То есть я считаю, что педагогические методы всегда переносимы, если это хорошие методы. Другое дело, кому подобное надо? У меня ощущение, что нашему президенту и мэру очень приятно, что есть несколько таких «конфеток» — красивых школ. Но есть ли у них цель —  поднять все образование в республике?

— То есть образование не в приоритете?

— Как и в России в целом. Наш президент очень разумно ведет себя в данной ситуации. Он не спорит с Москвой. Надо было татарский убрать — убрал. Но при этом я знаю, какие теплые слова он мне говорит наедине и что мне мэр сказал наедине по поводу татарского языка. Не буду ничего рассказывать, просто знаю. Вот такая ситуация. Им не нужно, к сожалению, чтобы данные методы, которые у нас или в 131-й, были еще где-то. Им это не надо.
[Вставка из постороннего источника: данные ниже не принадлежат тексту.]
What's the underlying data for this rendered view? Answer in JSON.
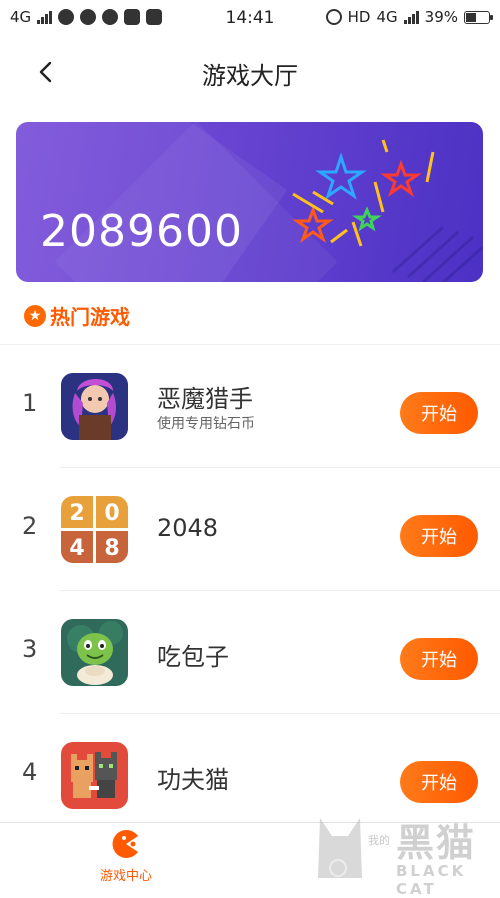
{
  "status_bar": {
    "network_left": "4G",
    "time": "14:41",
    "hd": "HD",
    "network_right": "4G",
    "battery": "39%",
    "icons": [
      "signal-icon",
      "vpn-icon",
      "chat-icon",
      "chat-icon",
      "mail-icon",
      "s-app-icon",
      "alarm-icon",
      "battery-icon"
    ]
  },
  "navbar": {
    "title": "游戏大厅"
  },
  "balance_card": {
    "amount": "2089600"
  },
  "hot_section": {
    "badge": "★",
    "label": "热门游戏"
  },
  "games": [
    {
      "rank": "1",
      "name": "恶魔猎手",
      "subtitle": "使用专用钻石币",
      "button": "开始",
      "icon": "demon-hunter-icon"
    },
    {
      "rank": "2",
      "name": "2048",
      "subtitle": "",
      "button": "开始",
      "icon": "2048-icon"
    },
    {
      "rank": "3",
      "name": "吃包子",
      "subtitle": "",
      "button": "开始",
      "icon": "eat-bun-icon"
    },
    {
      "rank": "4",
      "name": "功夫猫",
      "subtitle": "",
      "button": "开始",
      "icon": "kungfu-cat-icon"
    }
  ],
  "tile_2048": [
    "2",
    "0",
    "4",
    "8"
  ],
  "tabbar": {
    "tab_label": "游戏中心"
  },
  "watermark": {
    "cn": "黑猫",
    "en": "BLACK CAT",
    "sub": "我的"
  },
  "colors": {
    "accent": "#ff5a00",
    "card_start": "#7b52d9",
    "card_end": "#4b31c4"
  }
}
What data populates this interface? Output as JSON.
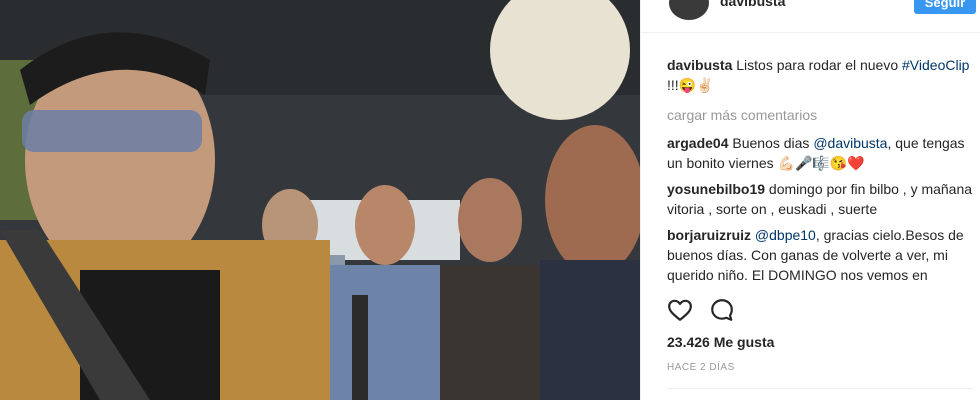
{
  "post": {
    "header": {
      "username": "davibusta",
      "follow_label": "Seguir"
    },
    "caption": {
      "username": "davibusta",
      "text": "Listos para rodar el nuevo",
      "hashtag": "#VideoClip",
      "suffix": "!!!😜✌🏻"
    },
    "load_more": "cargar más comentarios",
    "comments": [
      {
        "user": "argade04",
        "prefix": "Buenos dias ",
        "mention": "@davibusta",
        "suffix": ", que tengas un bonito viernes 💪🏻🎤🎼😘❤️"
      },
      {
        "user": "yosunebilbo19",
        "prefix": "domingo por fin bilbo , y mañana vitoria , sorte on , euskadi , suerte",
        "mention": "",
        "suffix": ""
      },
      {
        "user": "borjaruizruiz",
        "prefix": "",
        "mention": "@dbpe10",
        "suffix": ", gracias cielo.Besos de buenos días. Con ganas de volverte a ver, mi querido niño. El DOMINGO nos vemos en BILBAO en el EUSKALDUNA. ..."
      }
    ],
    "likes": "23.426 Me gusta",
    "time": "HACE 2 DÍAS",
    "icons": {
      "like": "heart-icon",
      "comment": "comment-bubble-icon"
    }
  },
  "colors": {
    "accent": "#3897f0",
    "link": "#003569",
    "muted": "#999999"
  }
}
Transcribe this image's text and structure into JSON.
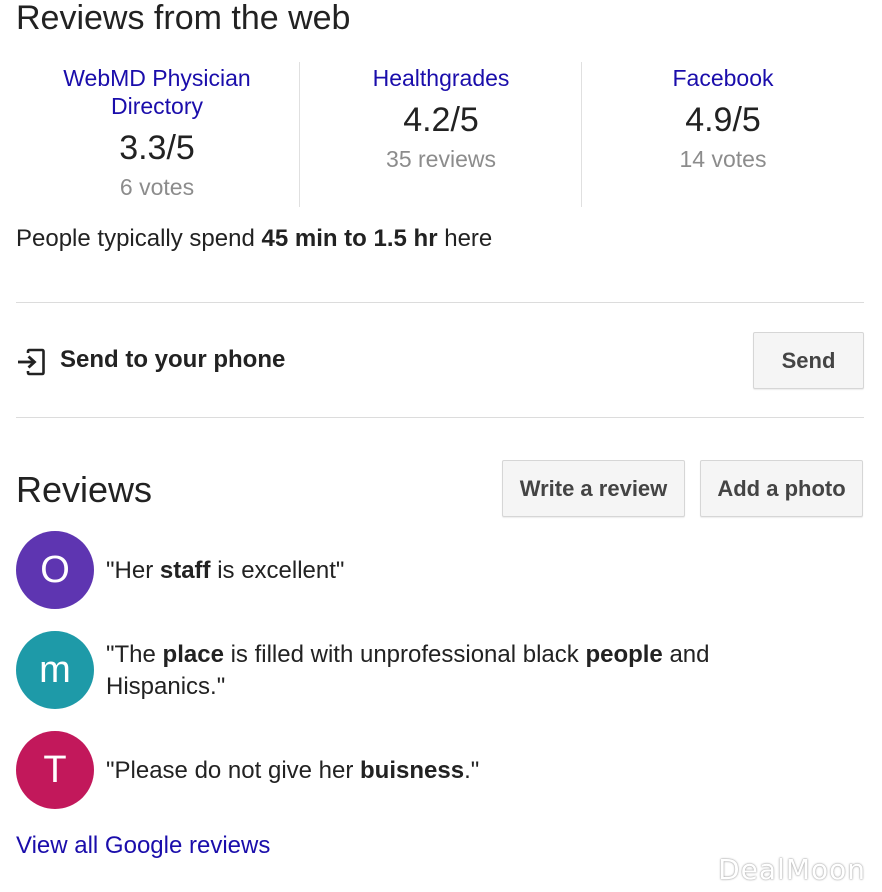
{
  "web_reviews": {
    "title": "Reviews from the web",
    "sources": [
      {
        "name": "WebMD Physician Directory",
        "rating": "3.3/5",
        "count": "6 votes"
      },
      {
        "name": "Healthgrades",
        "rating": "4.2/5",
        "count": "35 reviews"
      },
      {
        "name": "Facebook",
        "rating": "4.9/5",
        "count": "14 votes"
      }
    ],
    "typical_prefix": "People typically spend ",
    "typical_duration": "45 min to 1.5 hr",
    "typical_suffix": " here"
  },
  "send": {
    "icon": "send-to-phone-icon",
    "label": "Send to your phone",
    "button": "Send"
  },
  "reviews": {
    "title": "Reviews",
    "write_button": "Write a review",
    "photo_button": "Add a photo",
    "items": [
      {
        "initial": "O",
        "color": "#5e35b1",
        "parts": [
          "\"Her ",
          "staff",
          " is excellent\""
        ]
      },
      {
        "initial": "m",
        "color": "#1e9aa8",
        "parts": [
          "\"The ",
          "place",
          " is filled with unprofessional black ",
          "people",
          " and Hispanics.\""
        ]
      },
      {
        "initial": "T",
        "color": "#c2185b",
        "parts": [
          "\"Please do not give her ",
          "buisness",
          ".\""
        ]
      }
    ],
    "view_all": "View all Google reviews"
  },
  "watermark": "DealMoon",
  "colors": {
    "link": "#1a0dab",
    "muted": "#8c8c8c",
    "divider": "#dcdcdc"
  }
}
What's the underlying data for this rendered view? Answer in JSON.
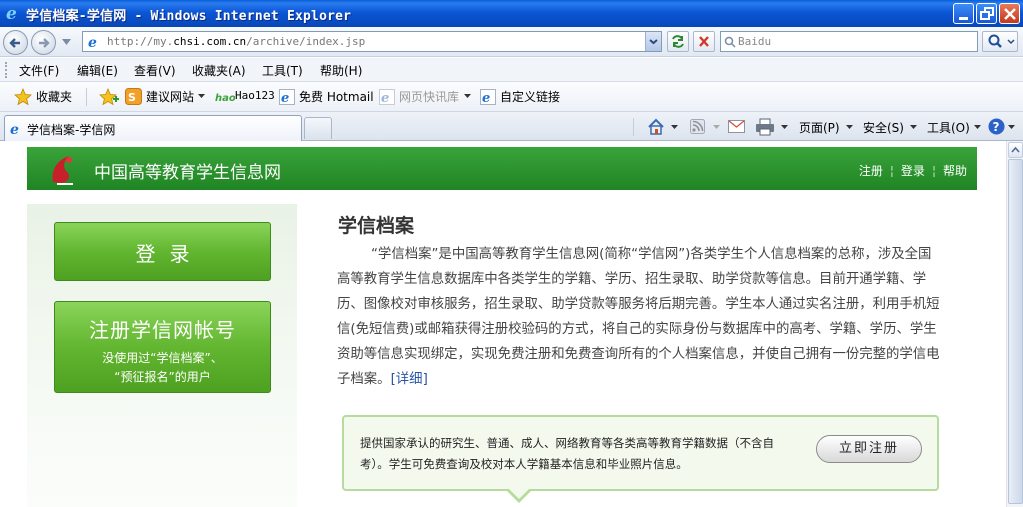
{
  "window": {
    "title": "学信档案-学信网 - Windows Internet Explorer"
  },
  "address_bar": {
    "url_prefix": "http://my.",
    "url_domain": "chsi.com.cn",
    "url_path": "/archive/index.jsp",
    "search_placeholder": "Baidu"
  },
  "menu": {
    "items": [
      "文件(F)",
      "编辑(E)",
      "查看(V)",
      "收藏夹(A)",
      "工具(T)",
      "帮助(H)"
    ]
  },
  "favorites": {
    "favorites_label": "收藏夹",
    "suggested_sites": "建议网站",
    "hao123": "Hao123",
    "hotmail": "免费 Hotmail",
    "web_slice": "网页快讯库",
    "custom_links": "自定义链接"
  },
  "tabs": {
    "active_tab": "学信档案-学信网"
  },
  "command_bar": {
    "page": "页面(P)",
    "safety": "安全(S)",
    "tools": "工具(O)"
  },
  "site": {
    "name": "中国高等教育学生信息网",
    "links": {
      "register": "注册",
      "login": "登录",
      "help": "帮助"
    }
  },
  "sidebar": {
    "login_button": "登录",
    "register_button": "注册学信网帐号",
    "register_note_line1": "没使用过“学信档案”、",
    "register_note_line2": "“预征报名”的用户"
  },
  "main": {
    "title": "学信档案",
    "description": "“学信档案”是中国高等教育学生信息网(简称“学信网”)各类学生个人信息档案的总称，涉及全国高等教育学生信息数据库中各类学生的学籍、学历、招生录取、助学贷款等信息。目前开通学籍、学历、图像校对审核服务，招生录取、助学贷款等服务将后期完善。学生本人通过实名注册，利用手机短信(免短信费)或邮箱获得注册校验码的方式，将自己的实际身份与数据库中的高考、学籍、学历、学生资助等信息实现绑定，实现免费注册和免费查询所有的个人档案信息，并使自己拥有一份完整的学信电子档案。",
    "more_link": "[详细]"
  },
  "infobox": {
    "text": "提供国家承认的研究生、普通、成人、网络教育等各类高等教育学籍数据（不含自考）。学生可免费查询及校对本人学籍基本信息和毕业照片信息。",
    "button": "立即注册"
  },
  "colors": {
    "titlebar_blue": "#0b57d6",
    "site_green": "#2a942e",
    "button_green": "#62b630",
    "link_blue": "#2a55a5"
  }
}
Их устраивает. Но нашей школе они помогают.

— Наверное, общество должно созреть и выдвинуть в качестве приоритета образование, вы как считаете? Или элите необходимо проявиться?

— Может быть. Но в нашей стране, республике слово старшего — закон, слово папы для ребенка — закон, то, что говорит начальник, — это правильно. Скажет руководитель, обосновав, почему голосовать надо так-то, большинство людей так и проголосуют. Искренне, по-честному. Я не про Казань, а про республику.